German football club

SV Grün-Weiß Lübben is a German football club based in Lübben (Spreewald), Brandenburg, currently playing in the Landesklasse Brandenburg-Süd (VIII).

== History ==
The forerunner of SV Grün-Weiß Lübben was founded in 1961 as Dynamo Lübben. Dynamo played two seasons in the DDR-Liga (II) and twice competed in the FDGB-Pokal.

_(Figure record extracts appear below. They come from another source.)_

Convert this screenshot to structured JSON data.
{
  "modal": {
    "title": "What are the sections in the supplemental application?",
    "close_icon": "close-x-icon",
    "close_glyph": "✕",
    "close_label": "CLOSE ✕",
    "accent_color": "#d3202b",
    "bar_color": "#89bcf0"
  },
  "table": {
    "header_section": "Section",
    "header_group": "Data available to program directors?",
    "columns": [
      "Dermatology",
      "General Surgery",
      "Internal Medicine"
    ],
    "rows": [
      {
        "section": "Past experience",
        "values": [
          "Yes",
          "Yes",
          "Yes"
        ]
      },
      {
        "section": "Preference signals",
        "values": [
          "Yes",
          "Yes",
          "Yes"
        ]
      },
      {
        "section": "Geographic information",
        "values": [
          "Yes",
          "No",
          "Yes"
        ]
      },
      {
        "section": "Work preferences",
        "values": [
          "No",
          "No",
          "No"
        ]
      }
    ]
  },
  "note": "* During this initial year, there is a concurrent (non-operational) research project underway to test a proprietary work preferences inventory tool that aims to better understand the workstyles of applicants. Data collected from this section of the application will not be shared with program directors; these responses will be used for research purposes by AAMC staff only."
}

The club made a short revival in the early 2000s when it won successive championships in the Landesklasse and Landesliga in 2006 and 2007 and earned promotion to the Brandenburg-Liga. It played at this level for five seasons, was relegated again in 2012 and promptly dropped back to the Landesklasse the season after. A Landesklasse championship in 2015 took the club back to the Landesliga.

== Honours ==
The club's honours:
- Landesliga Brandenburg-Süd
  - Champions: 2007
- Landesklasse Brandenburg-Ost
  - Champions: 2006
- Landesklasse Brandenburg-Mitte
  - Champions: 2015
  - Runners-up: 2005, 2014

== Stadium ==
SV Grün-Weiß Lübben plays its home fixtures at the 6,000 capacity Stadion der Völkerfreundschaft.